Nihayet “Başladı” cevabı gelince Sazak'ın, kendisinin genel yayın yönetmenliğinden alınması konusunda “bakalım o kadar kolay olacak mı” mealinde umut belli ettiği anlatılıyor.

Köşk'teki görüşmede ne konuşuldu bilmiyorum. Fehmi Koru, medyaya karşı tahammülsüzlük meselesini dert ettiği bilinen Cumhurbaşkanı'nın Demirören'lere “Yapma” dediğini yazıyor.

Ancak sonuç değişmemişti. Huber Köşkü'nden dönünce Milliyet binasının, patronların odasının bulunduğu 8. katına çağrılan isim Derya Sazak değil, Fikret Bila oldu. Ve Demirören'ler Sazak'la yollarını kesin olarak ayırdıklarını duyurdular.

Bu arada Sazak'ın Milliyet'te köşe yazarı olarak kalma formülü gazete kamuoyunda şaşkınlık yarattı. Belki Köşk görüşmesi Sazak için “inadına Genel Yayın Yönetmenliği”ne devam etme imkânı sağlamasa da, köşe yazarı olarak kalma arzusunu geçerli kılmıştı. Bunu bir bilgiye dayanarak değil, sadece tahmin olarak dile getiriyorum.

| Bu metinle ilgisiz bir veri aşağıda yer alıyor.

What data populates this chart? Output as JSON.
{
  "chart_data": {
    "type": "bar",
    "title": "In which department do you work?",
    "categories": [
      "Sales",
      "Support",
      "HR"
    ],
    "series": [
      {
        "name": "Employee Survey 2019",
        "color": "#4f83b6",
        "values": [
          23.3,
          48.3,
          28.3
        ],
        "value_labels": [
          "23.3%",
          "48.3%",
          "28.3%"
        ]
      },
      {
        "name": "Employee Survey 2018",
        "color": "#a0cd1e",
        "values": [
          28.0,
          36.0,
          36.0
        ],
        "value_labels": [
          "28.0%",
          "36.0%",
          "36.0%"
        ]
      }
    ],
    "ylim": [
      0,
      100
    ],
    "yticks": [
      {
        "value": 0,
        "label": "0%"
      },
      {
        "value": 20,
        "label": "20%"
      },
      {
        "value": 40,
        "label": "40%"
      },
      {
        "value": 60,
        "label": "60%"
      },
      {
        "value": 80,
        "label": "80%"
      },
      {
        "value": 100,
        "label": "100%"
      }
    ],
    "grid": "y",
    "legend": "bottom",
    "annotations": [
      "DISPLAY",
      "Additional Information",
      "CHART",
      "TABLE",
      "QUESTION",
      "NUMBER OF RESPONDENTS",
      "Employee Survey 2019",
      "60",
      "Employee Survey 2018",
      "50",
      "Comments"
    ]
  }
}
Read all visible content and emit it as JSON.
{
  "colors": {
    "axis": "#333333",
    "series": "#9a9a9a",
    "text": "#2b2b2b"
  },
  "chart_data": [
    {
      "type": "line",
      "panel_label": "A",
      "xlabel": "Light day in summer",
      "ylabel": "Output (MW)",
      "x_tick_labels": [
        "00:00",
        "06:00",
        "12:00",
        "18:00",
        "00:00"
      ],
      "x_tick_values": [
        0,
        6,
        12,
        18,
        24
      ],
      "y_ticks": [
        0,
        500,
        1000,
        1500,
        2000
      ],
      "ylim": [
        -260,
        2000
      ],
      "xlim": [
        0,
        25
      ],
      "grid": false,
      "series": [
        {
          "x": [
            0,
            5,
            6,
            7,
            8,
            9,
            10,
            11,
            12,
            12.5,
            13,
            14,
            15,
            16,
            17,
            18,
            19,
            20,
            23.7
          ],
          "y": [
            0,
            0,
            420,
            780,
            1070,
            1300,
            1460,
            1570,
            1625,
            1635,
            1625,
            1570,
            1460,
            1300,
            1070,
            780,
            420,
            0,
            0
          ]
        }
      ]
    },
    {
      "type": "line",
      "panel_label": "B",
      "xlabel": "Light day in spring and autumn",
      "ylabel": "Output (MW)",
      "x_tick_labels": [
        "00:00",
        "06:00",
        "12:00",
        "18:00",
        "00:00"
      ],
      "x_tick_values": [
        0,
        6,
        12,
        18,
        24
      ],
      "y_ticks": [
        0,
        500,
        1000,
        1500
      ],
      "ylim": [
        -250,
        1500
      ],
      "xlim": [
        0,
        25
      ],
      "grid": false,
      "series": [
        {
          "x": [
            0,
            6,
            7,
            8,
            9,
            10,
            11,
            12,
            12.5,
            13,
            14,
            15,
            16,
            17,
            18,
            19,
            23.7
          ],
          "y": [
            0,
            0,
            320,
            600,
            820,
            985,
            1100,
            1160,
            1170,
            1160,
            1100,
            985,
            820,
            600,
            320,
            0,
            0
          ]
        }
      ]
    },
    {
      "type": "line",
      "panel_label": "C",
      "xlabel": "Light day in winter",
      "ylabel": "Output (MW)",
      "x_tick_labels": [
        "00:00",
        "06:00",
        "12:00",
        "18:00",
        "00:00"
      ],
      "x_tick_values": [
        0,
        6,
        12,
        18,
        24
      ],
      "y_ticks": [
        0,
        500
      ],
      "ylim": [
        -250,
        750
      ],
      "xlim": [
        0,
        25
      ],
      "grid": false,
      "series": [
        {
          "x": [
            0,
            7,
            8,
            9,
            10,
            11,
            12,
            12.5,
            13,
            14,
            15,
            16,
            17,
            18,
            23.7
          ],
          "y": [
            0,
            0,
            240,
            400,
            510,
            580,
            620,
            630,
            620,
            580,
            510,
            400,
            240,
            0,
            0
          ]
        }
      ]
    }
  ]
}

MEDYANIN TEK SORUNU BASKI DEĞİL
 

Evet, bugün Türkiye'de siyasi baskı nedeniyle işsiz bırakılmış, köşesi kapatılmış, programı kaldırılmış onlarca gazeteci var. Ancak bir demokrasi sorunu haline gelmiş Türkiye medyasını sadece siyasi baskıya mercek tutarak anlayamayız.

Ana akım medyanın haberciliği öteleyen sermaye yapısı, medya sahibi grupların diğer çıkarları nedeniyle gazeteciliği örseliyor, siyasi baskının menziline çok daha kolay sokuyor. Ve medya elitleri bile yeri geldiğinde siyasi baskıyı kullanmak isteyebiliyor!

Diğer yandan baskı mekanizmasının iktidarların zayıf olduğu dönemlerde tersine işlediğini, medyaya girmiş sermaye gruplarının siyaset üzerinde nasıl baskı kurduklarını da biliyoruz.

Nerede olursa olsun “gazeteci” olarak kalmayı başaran meslektaşları tenzih edelim. Ancak grup medyalarında, siyasi baskıdan sermaye yapısına ve medya elitlerine kadar uzanan bütün ihtimaller gazeteciliğin doğasına aykırı sonuçlar üretiyor.